Wiosną zeszłego roku Zarząd Regionu Małopolskiego PO zdecydował, że Latuska zastąpi w zarządzie województwa były poseł Jacek Krupa. Latusek miał sam złożyć rezygnację, ostatecznie został odwołany, choć broniła go część działaczy PO. W głosowaniu w tej sprawie na sesji sejmiku przeważył jeden głos. Po odwołaniu z funkcji Latusek zawiesił na trzy miesiące członkostwo w PO.

Według szefa małopolskiej PO Ireneusza Rasia Latusek złamał dane słowo, że odejdzie z zarządu, a potem szkodził wizerunkowi partii poprzez swoje wypowiedzi. Sąd koleżeński nie zajmował się jednak rozstrzyganiem, czy Latusek złamał swoje obietnice, czy nie, bo od tych wydarzeń minął ponad rok i uległy one przedawnieniu. Szef małopolskiej PO Ireneusz Raś powiedział, że decyzję Sądu Koleżeńskiego akceptuje i nie zamierza jej komentować.

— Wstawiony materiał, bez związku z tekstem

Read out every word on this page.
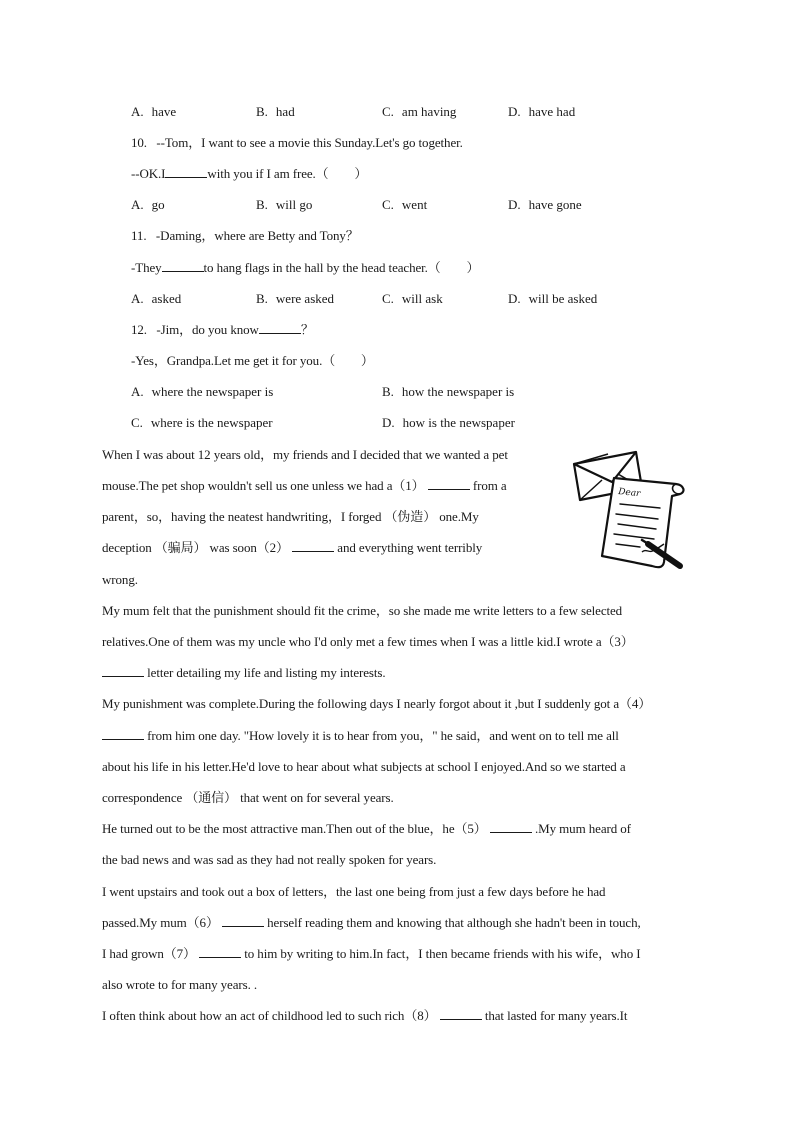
A. have	B. had	C. am having	D. have had
10. --Tom，I want to see a movie this Sunday.Let's go together.
--OK.I	with you if I am free.（　　）
A. go	B. will go	C. went	D. have gone
11. -Daming，where are Betty and Tony？
-They	to hang flags in the hall by the head teacher.（　　）
A. asked	B. were asked	C. will ask	D. will be asked
12. -Jim，do you know	？
-Yes，Grandpa.Let me get it for you.（　　）
A. where the newspaper is	B. how the newspaper is
C. where is the newspaper	D. how is the newspaper
When I was about 12 years old，my friends and I decided that we wanted a pet
mouse.The pet shop wouldn't sell us one unless we had a（1）	from a
parent，so，having the neatest handwriting，I forged （伪造） one.My
deception （骗局） was soon（2）	and everything went terribly
wrong.
Dear
My mum felt that the punishment should fit the crime，so she made me write letters to a few selected
relatives.One of them was my uncle who I'd only met a few times when I was a little kid.I wrote a（3）
letter detailing my life and listing my interests.
My punishment was complete.During the following days I nearly forgot about it ,but I suddenly got a（4）
from him one day. "How lovely it is to hear from you，" he said，and went on to tell me all
about his life in his letter.He'd love to hear about what subjects at school I enjoyed.And so we started a
correspondence （通信） that went on for several years.
He turned out to be the most attractive man.Then out of the blue，he（5）	.My mum heard of
the bad news and was sad as they had not really spoken for years.
I went upstairs and took out a box of letters，the last one being from just a few days before he had
passed.My mum（6）	herself reading them and knowing that although she hadn't been in touch,
I had grown（7）	to him by writing to him.In fact，I then became friends with his wife，who I
also wrote to for many years. .
I often think about how an act of childhood led to such rich（8）	that lasted for many years.It
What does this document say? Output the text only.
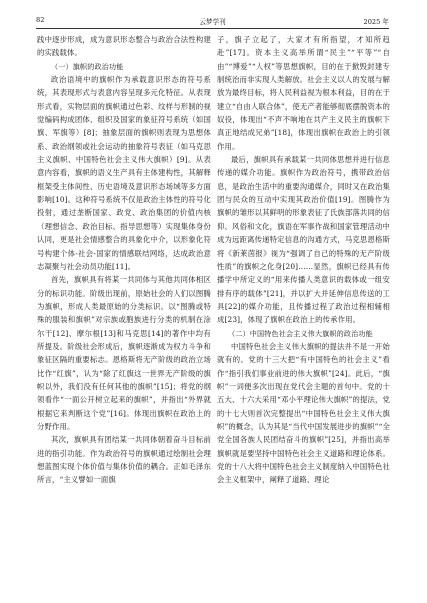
82	云梦学刊	2025 年

践中逐步形成，成为意识形态整合与政治合法性构建的实践载体。

（一）旗帜的政治功能

政治语境中的旗帜作为承载意识形态的符号系统，其表现形式与表意内容呈现多元化特征。从表现形式看，实物层面的旗帜通过色彩、纹样与形制的视觉编码构成团体、组织及国家的象征符号系统（如国旗、军旗等）[8]；抽象层面的旗帜则表现为思想体系、政治纲领或社会运动的抽象符号表征（如马克思主义旗帜、中国特色社会主义伟大旗帜）[9]。从表意内容看，旗帜的语义生产具有主体建构性，其解释框架受主体间性、历史语境及意识形态场域等多方面影响[10]。这种符号系统不仅是政治主体性的符号化投射，通过垄断国家、政党、政治集团的价值内核（理想信念、政治目标、指导思想等）实现集体身份认同，更是社会情感整合的具象化中介，以形象化符号构建个体-社会-国家的情感联结网络，达成政治意志凝聚与社会动员功能[11]。

首先，旗帜具有将某一共同体与其他共同体相区分的标识功能。阶级出现前，原始社会的人们以图腾为旗帜，形成人类最原始的分类标识。以“图腾或特殊的服装和旗帜”对宗族或胞族进行分类的机制在涂尔干[12]、摩尔根[13]和马克思[14]的著作中均有所提及。阶级社会形成后，旗帜逐渐成为权力斗争和象征区隔的重要标志。恩格斯将无产阶级的政治立场比作“红旗”，认为“除了红旗这一世界无产阶级的旗帜以外，我们没有任何其他的旗帜”[15]；将党的纲领看作“一面公开树立起来的旗帜”，并指出“外界就根据它来判断这个党”[16]。体现出旗帜在政治上的分野作用。

其次，旗帜具有团结某一共同体朝着奋斗目标前进的指引功能。作为政治符号的旗帜通过绘制社会理想蓝图实现个体价值与集体价值的耦合。正如毛泽东所言，“主义譬如一面旗

子，旗子立起了，大家才有所指望，才知所趋赴”[17]。资本主义高举所谓“民主”“平等”“自由”“博爱”“人权”等思想旗帜，目的在于掀毁封建专制统治而非实现人类解放。社会主义以人的发展与解放为最终目标，将人民利益视为根本利益，目的在于建立“自由人联合体”，使无产者能够彻底摆脱资本的奴役，体现出“不声不响地在共产主义民主的旗帜下真正地结成兄弟”[18]，体现出旗帜在政治上的引领作用。

最后，旗帜具有承载某一共同体思想并进行信息传递的媒介功能。旗帜作为政治符号，携带政治信息，是政治生活中的重要沟通媒介，同时又在政治集团与民众的互动中实现其政治价值[19]。图腾作为旗帜的雏形以其鲜明的形象表征了氏族部落共同的信仰、风俗和文化，旗语在军事作战和国家管理活动中成为远距离传递特定信息的沟通方式，马克思恩格斯将《新莱茵报》视为“强调了自己的特殊的无产阶级性质”的旗帜之化身[20]……显然，旗帜已经具有传播学中所定义的“用来传播人类意识的载体或一组安排有序的载体”[21]，并以扩大并延伸信息传送的工具[22]的媒介功能，且传播过程了政治过程相辅相成[23]，体现了旗帜在政治上的传承作用。

（二）中国特色社会主义伟大旗帜的政治功能

中国特色社会主义伟大旗帜的提法并不是一开始就有的。党的十三大把“有中国特色的社会主义”看作“指引我们事业前进的伟大旗帜”[24]。此后，“旗帜”一词便多次出现在党代会主题的首句中。党的十五大、十六大采用“邓小平理论伟大旗帜”的提法，党的十七大则首次完整提出“中国特色社会主义伟大旗帜”的概念，认为其是“当代中国发展进步的旗帜”“全党全国各族人民团结奋斗的旗帜”[25]，并指出高举旗帜就是要坚持中国特色社会主义道路和理论体系。党的十八大将中国特色社会主义制度纳入中国特色社会主义框架中，阐释了道路、理论
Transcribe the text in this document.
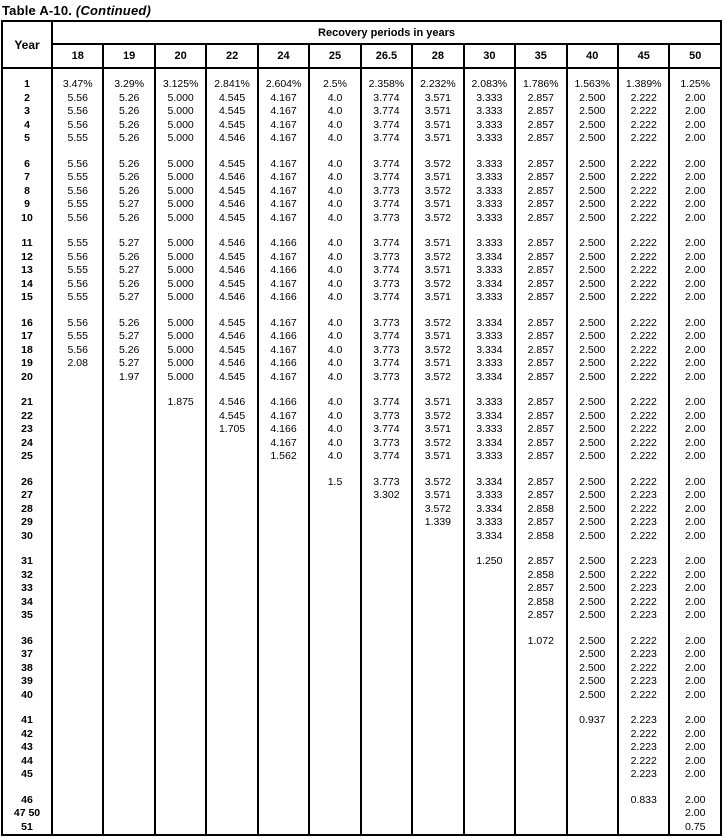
Table A-10. (Continued)
Year	Recovery periods in years												
	18	19	20	22	24	25	26.5	28	30	35	40	45	50

1	3.47%	3.29%	3.125%	2.841%	2.604%	2.5%	2.358%	2.232%	2.083%	1.786%	1.563%	1.389%	1.25%
2	5.56	5.26	5.000	4.545	4.167	4.0	3.774	3.571	3.333	2.857	2.500	2.222	2.00
3	5.56	5.26	5.000	4.545	4.167	4.0	3.774	3.571	3.333	2.857	2.500	2.222	2.00
4	5.56	5.26	5.000	4.545	4.167	4.0	3.774	3.571	3.333	2.857	2.500	2.222	2.00
5	5.55	5.26	5.000	4.546	4.167	4.0	3.774	3.571	3.333	2.857	2.500	2.222	2.00

6	5.56	5.26	5.000	4.545	4.167	4.0	3.774	3.572	3.333	2.857	2.500	2.222	2.00
7	5.55	5.26	5.000	4.546	4.167	4.0	3.774	3.571	3.333	2.857	2.500	2.222	2.00
8	5.56	5.26	5.000	4.545	4.167	4.0	3.773	3.572	3.333	2.857	2.500	2.222	2.00
9	5.55	5.27	5.000	4.546	4.167	4.0	3.774	3.571	3.333	2.857	2.500	2.222	2.00
10	5.56	5.26	5.000	4.545	4.167	4.0	3.773	3.572	3.333	2.857	2.500	2.222	2.00

11	5.55	5.27	5.000	4.546	4.166	4.0	3.774	3.571	3.333	2.857	2.500	2.222	2.00
12	5.56	5.26	5.000	4.545	4.167	4.0	3.773	3.572	3.334	2.857	2.500	2.222	2.00
13	5.55	5.27	5.000	4.546	4.166	4.0	3.774	3.571	3.333	2.857	2.500	2.222	2.00
14	5.56	5.26	5.000	4.545	4.167	4.0	3.773	3.572	3.334	2.857	2.500	2.222	2.00
15	5.55	5.27	5.000	4.546	4.166	4.0	3.774	3.571	3.333	2.857	2.500	2.222	2.00

16	5.56	5.26	5.000	4.545	4.167	4.0	3.773	3.572	3.334	2.857	2.500	2.222	2.00
17	5.55	5.27	5.000	4.546	4.166	4.0	3.774	3.571	3.333	2.857	2.500	2.222	2.00
18	5.56	5.26	5.000	4.545	4.167	4.0	3.773	3.572	3.334	2.857	2.500	2.222	2.00
19	2.08	5.27	5.000	4.546	4.166	4.0	3.774	3.571	3.333	2.857	2.500	2.222	2.00
20		1.97	5.000	4.545	4.167	4.0	3.773	3.572	3.334	2.857	2.500	2.222	2.00

21			1.875	4.546	4.166	4.0	3.774	3.571	3.333	2.857	2.500	2.222	2.00
22				4.545	4.167	4.0	3.773	3.572	3.334	2.857	2.500	2.222	2.00
23				1.705	4.166	4.0	3.774	3.571	3.333	2.857	2.500	2.222	2.00
24					4.167	4.0	3.773	3.572	3.334	2.857	2.500	2.222	2.00
25					1.562	4.0	3.774	3.571	3.333	2.857	2.500	2.222	2.00

26						1.5	3.773	3.572	3.334	2.857	2.500	2.222	2.00
27							3.302	3.571	3.333	2.857	2.500	2.223	2.00
28								3.572	3.334	2.858	2.500	2.222	2.00
29								1.339	3.333	2.857	2.500	2.223	2.00
30									3.334	2.858	2.500	2.222	2.00

31									1.250	2.857	2.500	2.223	2.00
32										2.858	2.500	2.222	2.00
33										2.857	2.500	2.223	2.00
34										2.858	2.500	2.222	2.00
35										2.857	2.500	2.223	2.00

36										1.072	2.500	2.222	2.00
37											2.500	2.223	2.00
38											2.500	2.222	2.00
39											2.500	2.223	2.00
40											2.500	2.222	2.00

41											0.937	2.223	2.00
42												2.222	2.00
43												2.223	2.00
44												2.222	2.00
45												2.223	2.00

46												0.833	2.00
47 50													2.00
51													0.75
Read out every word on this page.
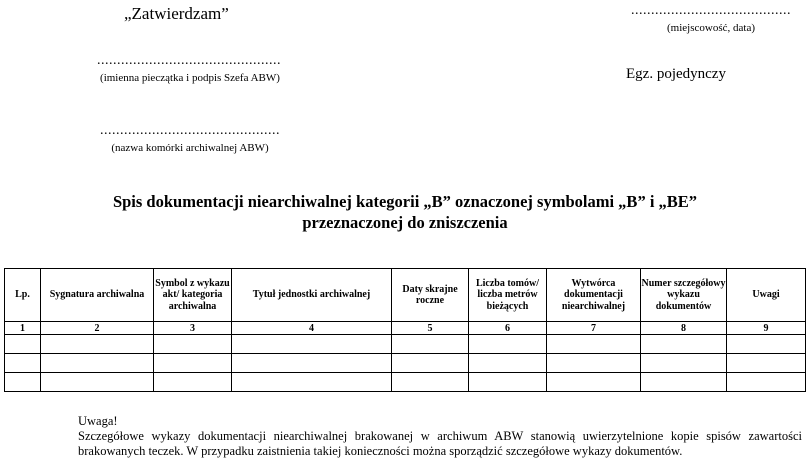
„Zatwierdzam”	........................................
(miejscowość, data)
..............................................
(imienna pieczątka i podpis Szefa ABW)	Egz. pojedynczy
.............................................
(nazwa komórki archiwalnej ABW)
Spis dokumentacji niearchiwalnej kategorii „B” oznaczonej symbolami „B” i „BE”
przeznaczonej do zniszczenia
Lp.	Sygnatura archiwalna	Symbol z wykazu akt/ kategoria archiwalna	Tytuł jednostki archiwalnej	Daty skrajne roczne	Liczba tomów/ liczba metrów bieżących	Wytwórca dokumentacji niearchiwalnej	Numer szczegółowy wykazu dokumentów	Uwagi
1	2	3	4	5	6	7	8	9

Uwaga!
Szczegółowe wykazy dokumentacji niearchiwalnej brakowanej w archiwum ABW stanowią uwierzytelnione kopie spisów zawartości brakowanych teczek. W przypadku zaistnienia takiej konieczności można sporządzić szczegółowe wykazy dokumentów.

Kulisy politycznej intrygi w PO

- Większość ludzi funkcjonujących w polityce to osoby, które robią to nie dla idei, ale dla osobistych korzyści - mówił "Gazecie Krakowskiej" w opublikowanym w maju wywiadzie były członek zarządu województwa małopolskiego Witold Latusek. Jego słowa i ujawnione szczegóły bezpardonowej walki o władzę i wpływy w małopolskiej Platformie Obywatelskiej spowodowała burzę.

Rok temu sprawa dymisji Latuska była bardzo gorąca wśród lokalnych polityków. Na jego odwołanie nalegał marszałek Marek Sowa, broniła go część działaczy małopolskiej PO. Latusek stracił jednak stanowisko po burzliwych dyskusjach. W końcu został odwołany przewagą jednego głosu.

Teraz, rok po tamtych wydarzeniach Latusek skrytykował m.in. szefa małopolskiej PO Ireneusza Rasia oraz Marka Sowę, któremu zarzucił m.in dyktatorskie zapędy.

Ujawnił też szczegóły politycznej intrygi, w wyniku której on sam stał się członkiem zarządu tylko na rok. Miał "trzymać miejsce" dla Jacka Krupy, na wypadek gdyby temu nie powiodło się w wyborach parlamentarnych w 2011 roku. Tymi stwierdzeniami wywołał burzę w sejmiku województwa.